Portos

AGEPOR traça as prioridades para o setor marítimo-portuário

AGEPOR traça as prioridades para o setor marítimo-portuário

Durantes as celebrações dos 100 anos de associativismo dos Agentes de Navegação e o 20.º aniversário da AGEPOR, o presidente da Associação Dos Agentes De Navegação De Portugal, Rui D’Orey, apontou o aumento do investimento e da capacidade dos portos, a conclusão do projeto JUL (Janela Única Logística) e a paz social como as principais necessidades para o setor marítimo-portuário.

No que respeita à JUL – projeto iniciado em 2018 para estender a Janela Única Portuária a toda a cadeia logística nacional, numa lógica intermodal – “é prioritário avançar com a sua implementação, de forma a que a dimensão física seja complementada e suportada por uma dimensão digital”, notou Rui D’Orey, salientando que os agentes de navegação são peças-chave desta plataforma, uma vez que atuam como pivots na cadeia logística dos portos.

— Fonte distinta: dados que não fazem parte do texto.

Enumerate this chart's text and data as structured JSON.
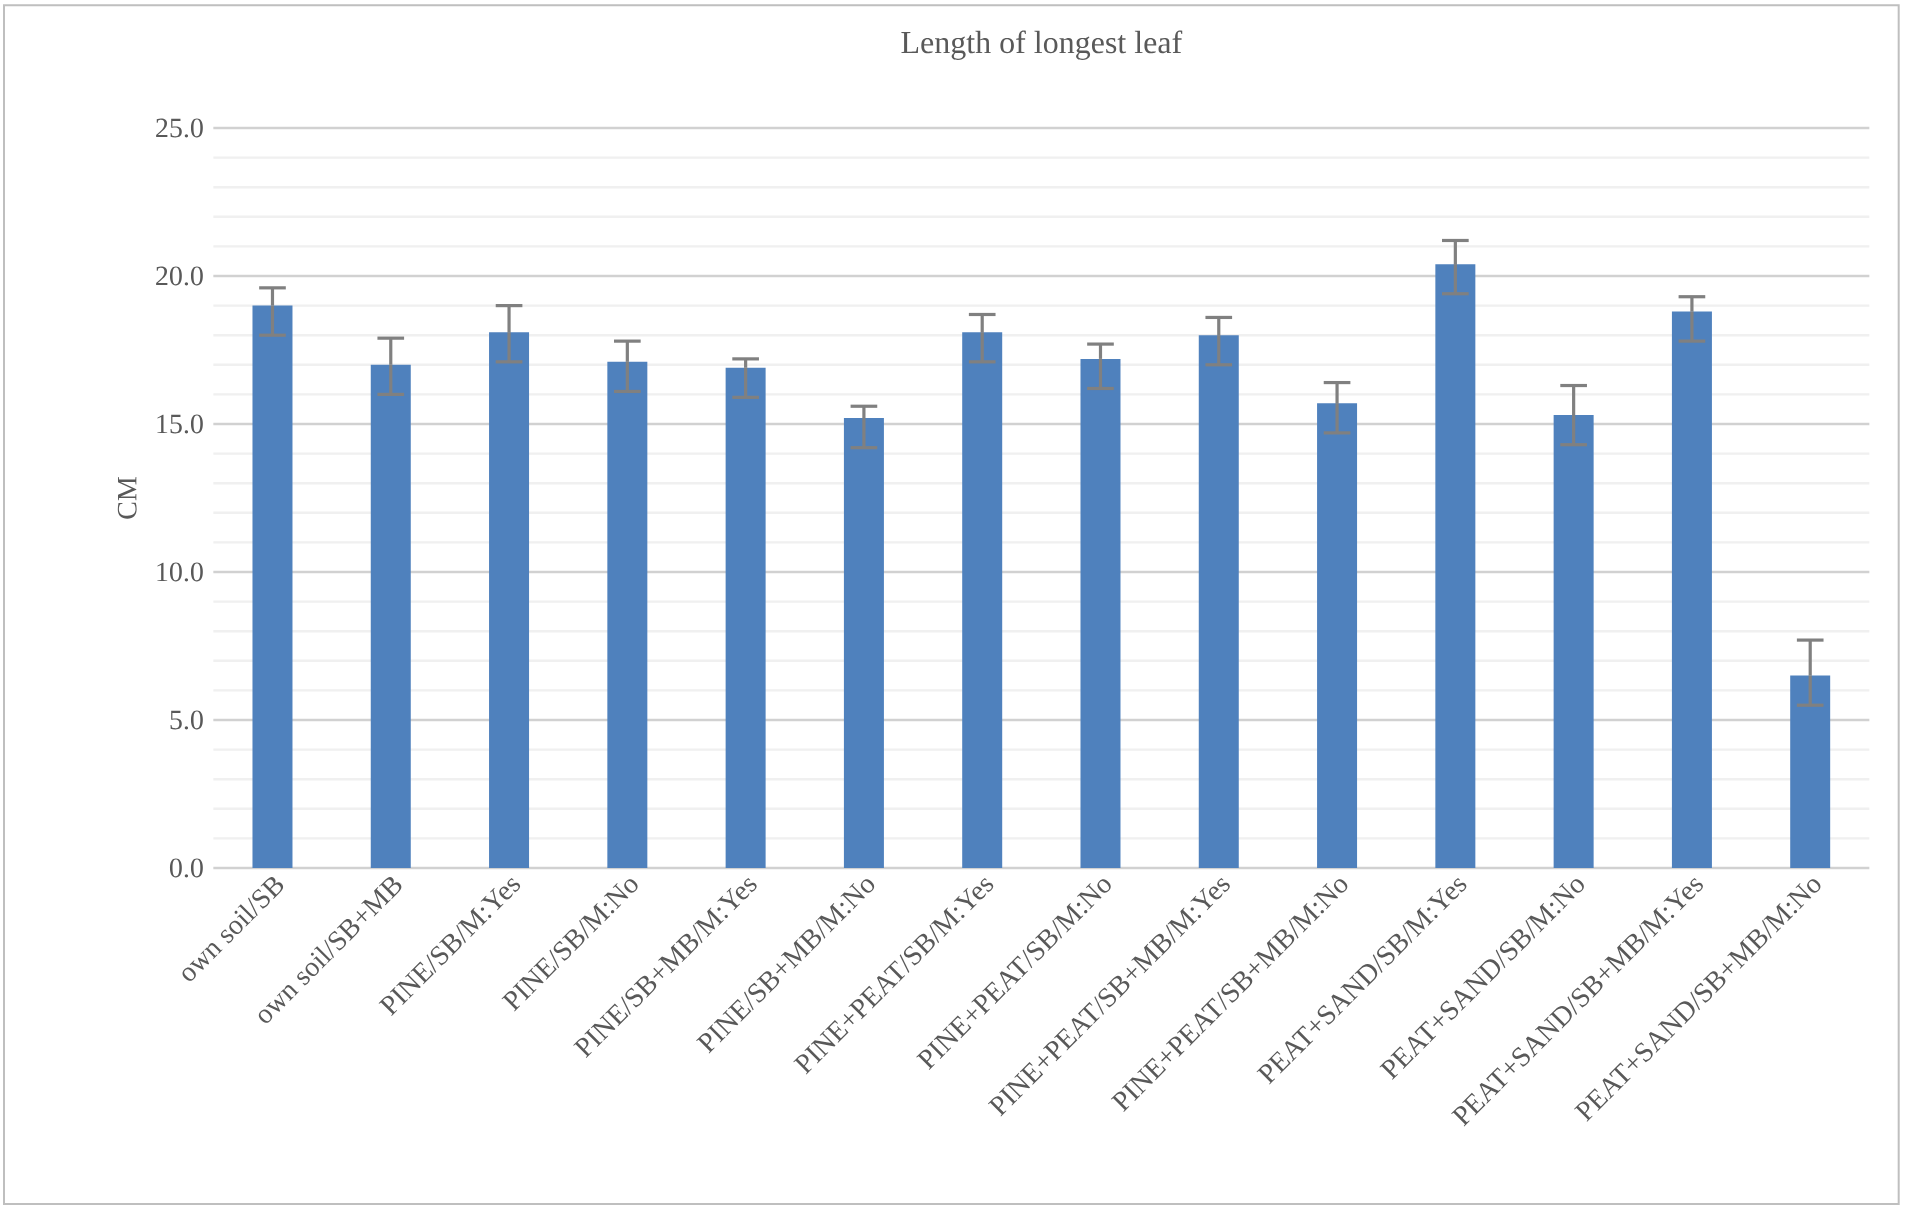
{
  "chart_data": {
    "type": "bar",
    "title": "Length of longest leaf",
    "ylabel": "CM",
    "categories": [
      "own soil/SB",
      "own soil/SB+MB",
      "PINE/SB/M:Yes",
      "PINE/SB/M:No",
      "PINE/SB+MB/M:Yes",
      "PINE/SB+MB/M:No",
      "PINE+PEAT/SB/M:Yes",
      "PINE+PEAT/SB/M:No",
      "PINE+PEAT/SB+MB/M:Yes",
      "PINE+PEAT/SB+MB/M:No",
      "PEAT+SAND/SB/M:Yes",
      "PEAT+SAND/SB/M:No",
      "PEAT+SAND/SB+MB/M:Yes",
      "PEAT+SAND/SB+MB/M:No"
    ],
    "values": [
      19.0,
      17.0,
      18.1,
      17.1,
      16.9,
      15.2,
      18.1,
      17.2,
      18.0,
      15.7,
      20.4,
      15.3,
      18.8,
      6.5
    ],
    "errors": [
      [
        18.0,
        19.6
      ],
      [
        16.0,
        17.9
      ],
      [
        17.1,
        19.0
      ],
      [
        16.1,
        17.8
      ],
      [
        15.9,
        17.2
      ],
      [
        14.2,
        15.6
      ],
      [
        17.1,
        18.7
      ],
      [
        16.2,
        17.7
      ],
      [
        17.0,
        18.6
      ],
      [
        14.7,
        16.4
      ],
      [
        19.4,
        21.2
      ],
      [
        14.3,
        16.3
      ],
      [
        17.8,
        19.3
      ],
      [
        5.5,
        7.7
      ]
    ],
    "color": "#4f81bd",
    "ylim": [
      0,
      25
    ],
    "yticks": [
      {
        "value": 0,
        "label": "0.0"
      },
      {
        "value": 5,
        "label": "5.0"
      },
      {
        "value": 10,
        "label": "10.0"
      },
      {
        "value": 15,
        "label": "15.0"
      },
      {
        "value": 20,
        "label": "20.0"
      },
      {
        "value": 25,
        "label": "25.0"
      }
    ],
    "grid": "y"
  }
}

No evento foi, igualmente, destacado que o transporte marítimo, centro da atividade dos agentes de navegação, é responsável por cerca de 90% do comércio mundial, e que, em Portugal, em 2018, mais de 75% das importações e quase metade das exportações passaram pelos portos.

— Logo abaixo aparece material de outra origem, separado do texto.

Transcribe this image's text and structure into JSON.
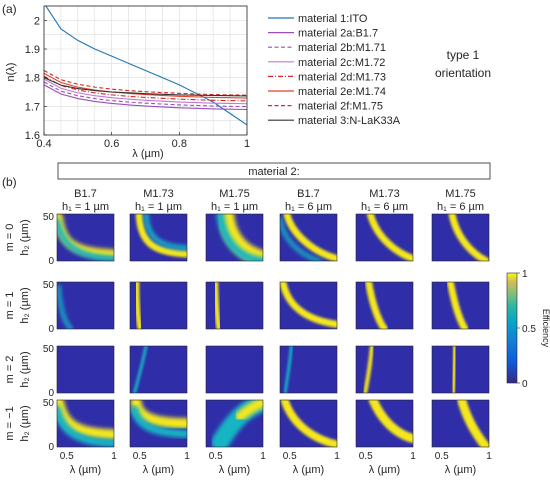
{
  "panel_a": {
    "label": "(a)",
    "side_label_line1": "type 1",
    "side_label_line2": "orientation",
    "chart_data": {
      "type": "line",
      "xlabel": "λ (µm)",
      "ylabel": "n(λ)",
      "xlim": [
        0.4,
        1.0
      ],
      "ylim": [
        1.6,
        2.05
      ],
      "xticks": [
        "0.4",
        "0.6",
        "0.8",
        "1"
      ],
      "xtick_values": [
        0.4,
        0.6,
        0.8,
        1.0
      ],
      "yticks": [
        "1.6",
        "1.7",
        "1.8",
        "1.9",
        "2"
      ],
      "ytick_values": [
        1.6,
        1.7,
        1.8,
        1.9,
        2.0
      ],
      "grid": true,
      "legend": "right",
      "x": [
        0.4,
        0.45,
        0.5,
        0.55,
        0.6,
        0.65,
        0.7,
        0.75,
        0.8,
        0.85,
        0.9,
        0.95,
        1.0
      ],
      "series": [
        {
          "name": "material 1:ITO",
          "color": "#1f77b4",
          "dash": "solid",
          "values": [
            2.06,
            1.97,
            1.93,
            1.9,
            1.875,
            1.85,
            1.825,
            1.8,
            1.775,
            1.745,
            1.715,
            1.675,
            1.635
          ]
        },
        {
          "name": "material 2a:B1.7",
          "color": "#9b4fb8",
          "dash": "solid",
          "values": [
            1.775,
            1.743,
            1.727,
            1.717,
            1.71,
            1.705,
            1.701,
            1.698,
            1.695,
            1.693,
            1.691,
            1.69,
            1.689
          ]
        },
        {
          "name": "material 2b:M1.71",
          "color": "#9b4fb8",
          "dash": "dashed",
          "values": [
            1.785,
            1.753,
            1.737,
            1.727,
            1.72,
            1.715,
            1.711,
            1.708,
            1.705,
            1.703,
            1.701,
            1.7,
            1.699
          ]
        },
        {
          "name": "material 2c:M1.72",
          "color": "#c07bd0",
          "dash": "solid",
          "values": [
            1.795,
            1.763,
            1.747,
            1.737,
            1.73,
            1.725,
            1.721,
            1.718,
            1.715,
            1.713,
            1.711,
            1.71,
            1.709
          ]
        },
        {
          "name": "material 2d:M1.73",
          "color": "#d62728",
          "dash": "dashdot",
          "values": [
            1.805,
            1.773,
            1.757,
            1.747,
            1.74,
            1.735,
            1.731,
            1.728,
            1.725,
            1.723,
            1.721,
            1.72,
            1.719
          ]
        },
        {
          "name": "material 2e:M1.74",
          "color": "#e0442a",
          "dash": "solid",
          "values": [
            1.815,
            1.783,
            1.767,
            1.757,
            1.75,
            1.745,
            1.741,
            1.738,
            1.735,
            1.733,
            1.731,
            1.73,
            1.729
          ]
        },
        {
          "name": "material 2f:M1.75",
          "color": "#d62728",
          "dash": "dashed",
          "values": [
            1.825,
            1.793,
            1.777,
            1.767,
            1.76,
            1.755,
            1.751,
            1.748,
            1.745,
            1.743,
            1.741,
            1.74,
            1.739
          ]
        },
        {
          "name": "material 3:N-LaK33A",
          "color": "#333333",
          "dash": "solid",
          "values": [
            1.8,
            1.774,
            1.762,
            1.755,
            1.75,
            1.747,
            1.744,
            1.742,
            1.74,
            1.739,
            1.738,
            1.737,
            1.736
          ]
        }
      ]
    }
  },
  "panel_b": {
    "label": "(b)",
    "header": "material 2:",
    "chart_data": {
      "type": "heatmap",
      "columns": [
        {
          "material": "B1.7",
          "h1": "h₁ = 1 µm"
        },
        {
          "material": "M1.73",
          "h1": "h₁ = 1 µm"
        },
        {
          "material": "M1.75",
          "h1": "h₁ = 1 µm"
        },
        {
          "material": "B1.7",
          "h1": "h₁ = 6 µm"
        },
        {
          "material": "M1.73",
          "h1": "h₁ = 6 µm"
        },
        {
          "material": "M1.75",
          "h1": "h₁ = 6 µm"
        }
      ],
      "rows": [
        "m = 0",
        "m = 1",
        "m = 2",
        "m = −1"
      ],
      "xlabel": "λ (µm)",
      "ylabel": "h₂ (µm)",
      "xlim": [
        0.4,
        1.0
      ],
      "ylim": [
        0,
        50
      ],
      "xticks": [
        "0.5",
        "1"
      ],
      "yticks": [
        "0",
        "50"
      ],
      "colorbar": {
        "label": "Efficiency",
        "min": 0,
        "max": 1,
        "ticks": [
          "0",
          "0.5",
          "1"
        ]
      }
    }
  }
}
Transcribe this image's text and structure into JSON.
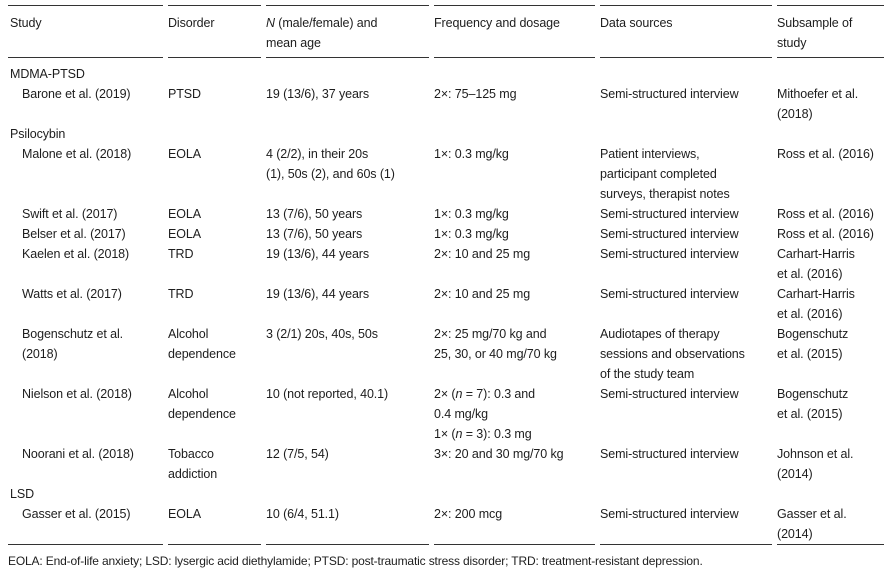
{
  "table": {
    "columns": [
      {
        "key": "study",
        "label": "Study"
      },
      {
        "key": "disorder",
        "label": "Disorder"
      },
      {
        "key": "n",
        "label": [
          {
            "i": "N"
          },
          " (male/female) and\nmean age"
        ]
      },
      {
        "key": "frequency",
        "label": "Frequency and dosage"
      },
      {
        "key": "sources",
        "label": "Data sources"
      },
      {
        "key": "subsample",
        "label": "Subsample of\nstudy"
      }
    ],
    "rows": [
      {
        "type": "group",
        "label": "MDMA-PTSD"
      },
      {
        "type": "study",
        "cells": [
          "Barone et al. (2019)",
          "PTSD",
          "19 (13/6), 37 years",
          "2×: 75–125 mg",
          "Semi-structured interview",
          "Mithoefer et al.\n(2018)"
        ]
      },
      {
        "type": "group",
        "label": "Psilocybin"
      },
      {
        "type": "study",
        "cells": [
          "Malone et al. (2018)",
          "EOLA",
          "4 (2/2), in their 20s\n(1), 50s (2), and 60s (1)",
          "1×: 0.3 mg/kg",
          "Patient interviews,\nparticipant completed\nsurveys, therapist notes",
          "Ross et al. (2016)"
        ]
      },
      {
        "type": "study",
        "cells": [
          "Swift et al. (2017)",
          "EOLA",
          "13 (7/6), 50 years",
          "1×: 0.3 mg/kg",
          "Semi-structured interview",
          "Ross et al. (2016)"
        ]
      },
      {
        "type": "study",
        "cells": [
          "Belser et al. (2017)",
          "EOLA",
          "13 (7/6), 50 years",
          "1×: 0.3 mg/kg",
          "Semi-structured interview",
          "Ross et al. (2016)"
        ]
      },
      {
        "type": "study",
        "cells": [
          "Kaelen et al. (2018)",
          "TRD",
          "19 (13/6), 44 years",
          "2×: 10 and 25 mg",
          "Semi-structured interview",
          "Carhart-Harris\net al. (2016)"
        ]
      },
      {
        "type": "study",
        "cells": [
          "Watts et al. (2017)",
          "TRD",
          "19 (13/6), 44 years",
          "2×: 10 and 25 mg",
          "Semi-structured interview",
          "Carhart-Harris\net al. (2016)"
        ]
      },
      {
        "type": "study",
        "cells": [
          "Bogenschutz et al.\n(2018)",
          "Alcohol\ndependence",
          "3 (2/1) 20s, 40s, 50s",
          "2×: 25 mg/70 kg and\n25, 30, or 40 mg/70 kg",
          "Audiotapes of therapy\nsessions and observations\nof the study team",
          "Bogenschutz\net al. (2015)"
        ]
      },
      {
        "type": "study",
        "cells": [
          "Nielson et al. (2018)",
          "Alcohol\ndependence",
          "10 (not reported, 40.1)",
          [
            "2× (",
            {
              "i": "n"
            },
            " = 7): 0.3 and\n0.4 mg/kg\n1× (",
            {
              "i": "n"
            },
            " = 3): 0.3 mg"
          ],
          "Semi-structured interview",
          "Bogenschutz\net al. (2015)"
        ]
      },
      {
        "type": "study",
        "cells": [
          "Noorani et al. (2018)",
          "Tobacco\naddiction",
          "12 (7/5, 54)",
          "3×: 20 and 30 mg/70 kg",
          "Semi-structured interview",
          "Johnson et al.\n(2014)"
        ]
      },
      {
        "type": "group",
        "label": "LSD"
      },
      {
        "type": "study",
        "cells": [
          "Gasser et al. (2015)",
          "EOLA",
          "10 (6/4, 51.1)",
          "2×: 200 mcg",
          "Semi-structured interview",
          "Gasser et al.\n(2014)"
        ]
      }
    ]
  },
  "footnote": "EOLA: End-of-life anxiety; LSD: lysergic acid diethylamide; PTSD: post-traumatic stress disorder; TRD: treatment-resistant depression."
}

A contribuição da economia do Mar para o PIB nacional é de 5% e o setor marítimo-portuário representa uma parte significativa desse valor. Por isso, é necessário investir nos portos portugueses para garantir a execução da “Estratégia para o Aumento da Competitividade Portuária” (documento-chave apresentado em 2016 pelo Ministério do Mar), “cuja concretização tem vindo a ser feita a um ritmo mais lento do que os portos, o mercado e a economia necessitam”, acrescentou Rui D’Orey. Como exemplo de investimentos previstos, o responsável destacou: o alargamento da PSA Sines, o novo terminal Vasco da Gama, as dragagens do porto de Setúbal, a modernização da LISCONT em Lisboa ou o Terminal -14 de Leixões.

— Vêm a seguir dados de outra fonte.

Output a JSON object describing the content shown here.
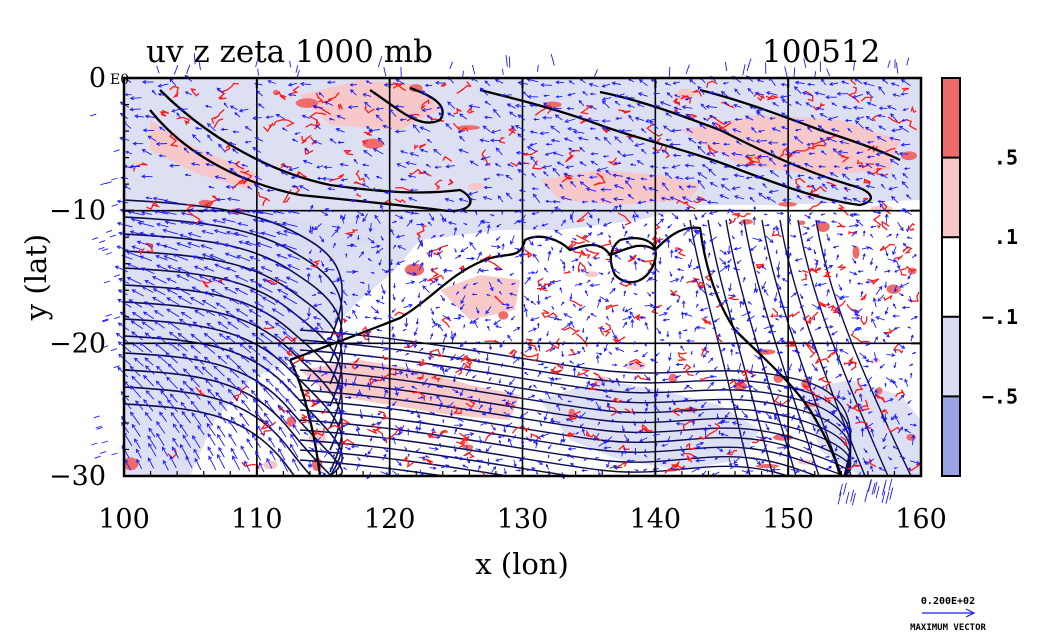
{
  "chart_data": {
    "type": "heatmap",
    "title": "uv z zeta 1000 mb",
    "timestamp": "100512",
    "xlabel": "x (lon)",
    "ylabel": "y (lat)",
    "xlim": [
      100,
      160
    ],
    "ylim": [
      -30,
      0
    ],
    "x_ticks": [
      {
        "value": 100,
        "label": "100"
      },
      {
        "value": 110,
        "label": "110"
      },
      {
        "value": 120,
        "label": "120"
      },
      {
        "value": 130,
        "label": "130"
      },
      {
        "value": 140,
        "label": "140"
      },
      {
        "value": 150,
        "label": "150"
      },
      {
        "value": 160,
        "label": "160"
      }
    ],
    "y_ticks": [
      {
        "value": 0,
        "label": "0"
      },
      {
        "value": -10,
        "label": "−10"
      },
      {
        "value": -20,
        "label": "−20"
      },
      {
        "value": -30,
        "label": "−30"
      }
    ],
    "y_top_tag": "E0",
    "grid": true,
    "grid_lon": [
      110,
      120,
      130,
      140,
      150
    ],
    "grid_lat": [
      -10,
      -20
    ],
    "colorbar": {
      "levels": [
        {
          "label": ".5",
          "value": 0.5
        },
        {
          "label": ".1",
          "value": 0.1
        },
        {
          "label": "−.1",
          "value": -0.1
        },
        {
          "label": "−.5",
          "value": -0.5
        }
      ],
      "bins": [
        {
          "range": "> .5",
          "color": "#ef6b6b"
        },
        {
          "range": ".1 to .5",
          "color": "#f7c6c6"
        },
        {
          "range": "−.1 to .1",
          "color": "#ffffff"
        },
        {
          "range": "−.5 to −.1",
          "color": "#d9dcf2"
        },
        {
          "range": "< −.5",
          "color": "#9aa3e6"
        }
      ]
    },
    "vector_reference": {
      "value": "0.200E+02",
      "caption": "MAXIMUM VECTOR"
    },
    "colors": {
      "vector": "#1a1aff",
      "contour_positive": "#ff1a1a",
      "contour_height": "#0d0d4d",
      "coastline": "#000000"
    }
  }
}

Como último – mas não menos importante – Rui d’Orey evidenciou a paz social como vetor essencial para o desenvolvimento portuário. “Os portos nacionais, em especial o de Lisboa, têm sido continuamente assolados por greves ou ameaças de greve, desde 2012. Este é um aspeto negativo, porque não existe crescimento de um porto sem uma saudável cumplicidade entre os trabalhadores portuários e os demais stakeholders. Basta ver os portos nacionais que crescem e os que marcam passo ou definham: a correlação com a paz social é direta e clara. O crescimento do porto traz prosperidade para todos”.

Digitalização e descarbonização entre os principais desafios do setor
A pensar no futuro, a AGEPOR identificou como maiores desafios do setor marítimo-portuário: a digitalização; a sustentabilidade ambiental (como são exemplo as novas regras de emissão de enxofre que entram em vigor a partir de 2020 e representarão um aumento de custos para a indústria na ordem dos 60 milhões de euros; ou a redução até 50% das emissões de gases com efeitos de estufa até 2050); a impressão 3D; a robotização e a automação, o big data, a IA e IoT.

Ainda que os agentes de navegação tenham hoje funções completamente diferentes das que desempenhavam há 100 anos, “a sua presença física nos portos e o seu papel enquanto interlocutores locais permanecem valiosos”, sublinhou Rui D’Orey, acrescentando: “uma pequena demora na estadia de um navio custa muito mais a um armador do que qualquer poupança, sempre irrisória, no custo de um agente”.